Why can a Domain Admin run a powershell cmd locally, but connecting over WinRM with the same account, command returns an UnauthorizedAccessException?

The Windows Update API is special. It specifically checks for and disallows remote access by checking if your token is marked as remote. I don't know why it was written this way.

I ended up creating a scheduled task and invoking the windows update API inside that - quite a nuisance.


Depending on exactly how Get-WURebootStatus cmdlet accesses it's information, I think it might be related to the "second-hop" problem in PowerShell.

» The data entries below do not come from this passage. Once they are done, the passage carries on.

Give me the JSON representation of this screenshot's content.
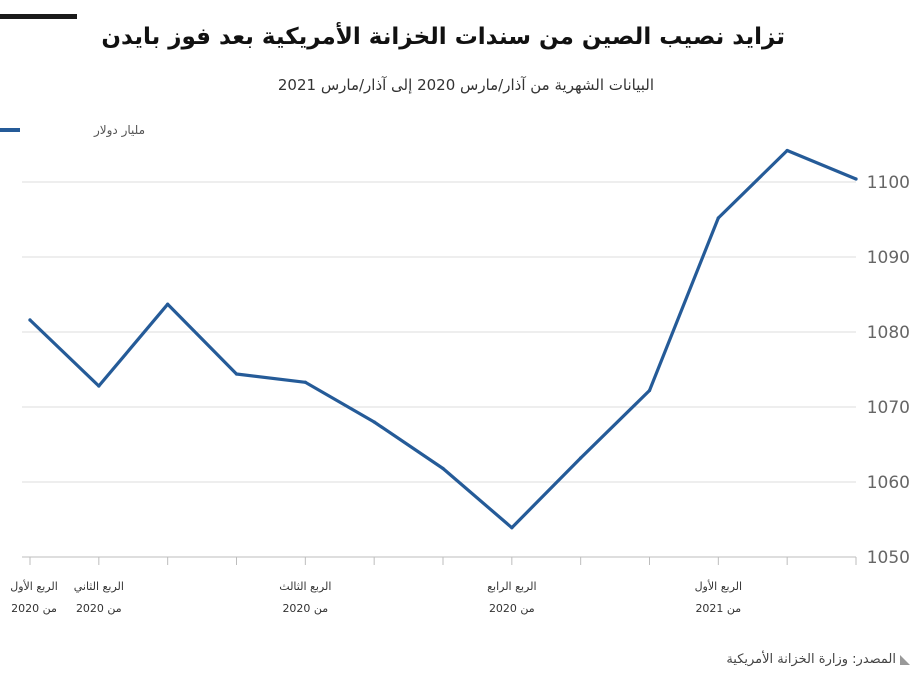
{
  "header": {
    "title": "تزايد نصيب الصين من سندات الخزانة الأمريكية بعد فوز بايدن",
    "subtitle": "البيانات الشهرية من آذار/مارس 2020 إلى آذار/مارس 2021"
  },
  "source": {
    "text": "المصدر: وزارة الخزانة الأمريكية"
  },
  "chart_data": {
    "type": "line",
    "ylabel": "",
    "ylim": [
      1050,
      1100
    ],
    "yticks": [
      1050,
      1060,
      1070,
      1080,
      1090,
      1100
    ],
    "grid": true,
    "legend_position": "top-left",
    "series": [
      {
        "name": "مليار دولار",
        "color": "#255b98",
        "values": [
          1081.6,
          1072.8,
          1083.7,
          1074.4,
          1073.3,
          1068.0,
          1061.8,
          1053.9,
          1063.2,
          1072.2,
          1095.2,
          1104.2,
          1100.4
        ]
      }
    ],
    "x_labels": [
      {
        "index": 0,
        "line1": "الربع الأول",
        "line2": "من 2020"
      },
      {
        "index": 1,
        "line1": "الربع الثاني",
        "line2": "من 2020"
      },
      {
        "index": 4,
        "line1": "الربع الثالث",
        "line2": "من 2020"
      },
      {
        "index": 7,
        "line1": "الربع الرابع",
        "line2": "من 2020"
      },
      {
        "index": 10,
        "line1": "الربع الأول",
        "line2": "من 2021"
      }
    ]
  }
}
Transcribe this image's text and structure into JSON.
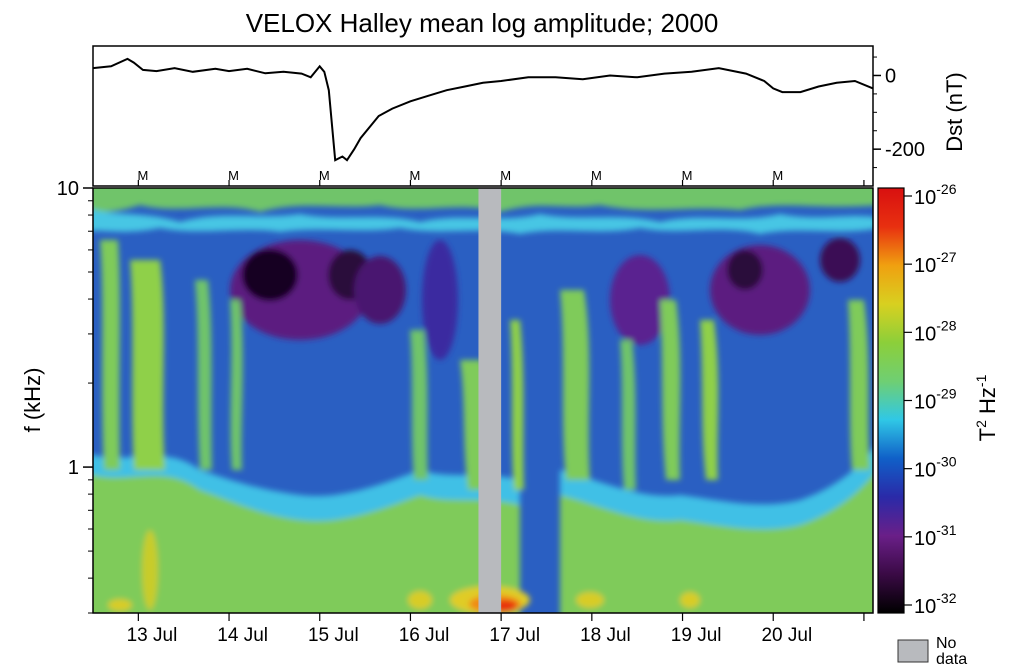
{
  "chart_data": [
    {
      "type": "line",
      "title": "VELOX Halley mean log amplitude;  2000",
      "ylabel": "Dst (nT)",
      "yticks": [
        "0",
        "-200"
      ],
      "ytick_values": [
        0,
        -200
      ],
      "ylim": [
        -300,
        80
      ],
      "xlim": [
        12.5,
        21.1
      ],
      "x": [
        12.5,
        12.7,
        12.88,
        12.95,
        13.05,
        13.2,
        13.4,
        13.6,
        13.85,
        14.0,
        14.2,
        14.4,
        14.6,
        14.8,
        14.9,
        15.0,
        15.05,
        15.1,
        15.17,
        15.25,
        15.3,
        15.38,
        15.45,
        15.55,
        15.65,
        15.8,
        16.0,
        16.2,
        16.4,
        16.6,
        16.8,
        17.0,
        17.3,
        17.6,
        17.9,
        18.2,
        18.5,
        18.8,
        19.1,
        19.4,
        19.7,
        19.9,
        20.0,
        20.1,
        20.3,
        20.5,
        20.7,
        20.9,
        21.1
      ],
      "y": [
        20,
        25,
        45,
        35,
        15,
        12,
        20,
        10,
        18,
        12,
        18,
        6,
        10,
        5,
        -5,
        25,
        10,
        -40,
        -230,
        -220,
        -230,
        -200,
        -170,
        -140,
        -110,
        -90,
        -70,
        -55,
        -40,
        -30,
        -20,
        -15,
        -5,
        -5,
        -10,
        0,
        -5,
        5,
        10,
        20,
        5,
        -15,
        -35,
        -45,
        -45,
        -30,
        -20,
        -15,
        -35
      ],
      "markers": [
        "M",
        "M",
        "M",
        "M",
        "M",
        "M",
        "M",
        "M"
      ],
      "marker_x": [
        13.05,
        14.05,
        15.05,
        16.05,
        17.05,
        18.05,
        19.05,
        20.05
      ]
    },
    {
      "type": "heatmap",
      "ylabel": "f (kHz)",
      "y_scale": "log",
      "ylim": [
        0.3,
        10
      ],
      "yticks": [
        "10",
        "1"
      ],
      "ytick_values": [
        10,
        1
      ],
      "xlim": [
        12.5,
        21.1
      ],
      "xticks": [
        "13 Jul",
        "14 Jul",
        "15 Jul",
        "16 Jul",
        "17 Jul",
        "18 Jul",
        "19 Jul",
        "20 Jul"
      ],
      "xtick_values": [
        13.15,
        14.15,
        15.15,
        16.15,
        17.15,
        18.15,
        19.15,
        20.15
      ],
      "no_data_range": [
        16.75,
        17.0
      ],
      "colorbar": {
        "label": "T",
        "label_sup": "2",
        "label_unit": "Hz",
        "label_unit_sup": "-1",
        "base": "10",
        "exponents": [
          "-26",
          "-27",
          "-28",
          "-29",
          "-30",
          "-31",
          "-32"
        ],
        "exponent_values": [
          -26,
          -27,
          -28,
          -29,
          -30,
          -31,
          -32
        ],
        "colors": [
          "#000000",
          "#3a0a45",
          "#6a1f88",
          "#2a2aa8",
          "#1060c8",
          "#30c8e6",
          "#6fcf73",
          "#8ccf3a",
          "#d8d020",
          "#f0a010",
          "#e83010",
          "#d81010"
        ]
      },
      "legend": {
        "label_line1": "No",
        "label_line2": "data",
        "color": "#b8babe"
      }
    }
  ]
}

When you enter a remote PowerShell session, you're asking WinRM to create a session on the remote host using your credentials. If, from that same session, you attempt to access another (remote) system or service that requires those credentials, the request will fail because the remote machine isn't authorized to use your credentials for authentication to anything else. A 'Hey, Scripting Guy!' blog explains this well:

http://blogs.technet.com/b/heyscriptingguy/archive/2012/11/14/enable-powershell-quot-second-hop-quot-functionality-with-credssp.aspx

You would see this same (or similar) issue when, after remoting into a machine and then attempting to access another remote machine share path with Test-Path, for the same reason.

The solution (as is presented in the blog article) is to enable and use CredSSP as the authentication mechanism when creating the PSSession.

You can also wrap the command in a scheduled task and have that run immediately as well, but that is a lot of extra work that could be unnecessary.


Copy from Stack Overflow: Powershell Remote: Microsoft.Update.Session, Access Denied: 0x80070005:

When you are in a remote PowerShell session your logon session on this remote computer is flagged as a "network" logon (Logon Type: 3). For some obscure (security? sell SCCM?) reason, part of the Windows Update Agent COM APIs are restricted to only be usable by locally logged on Administrators.

Using PsExec and Scheduled Tasks have been suggested as workarounds.

IMO, the most seamless (and still secureable) solution is to facilitate the RunAs-style "Local Virtual Account" feature of PowerShell Session Configurations / JEA. Usually, JEA is used to "restrict" what a user can do on a remote computer PowerShell-wise, but we are (ab-)using it here to gain full access as if we were a locally logged on Administrator.

(1.) Create a new unrestricted (and persistent!) session configuration on ComputerB (remote server):

New-PSSessionConfigurationFile -RunAsVirtualAccount -Path .\VirtualAccount.pssc
# Note this will restart the WinRM service:
Register-PSSessionConfiguration -Name 'VirtualAccount' [-ShowSecurityDescriptorUI] -Path .\VirtualAccount.pssc -Force
# Check the Permission property:
Get-PSSessionConfiguration -Name 'VirtualAccount'
# Those users will have full unrestricted access to the system!

(2.) From ComputerA (local client) connect to our unrestricted session configuration on ComputerB:

New-PSSession -ComputerName 'ComputerB' -ConfigurationName 'VirtualAccount' | Enter-PSSession
[ComputerB]: new-object -com "Microsoft.Update.Downloader" # Yay!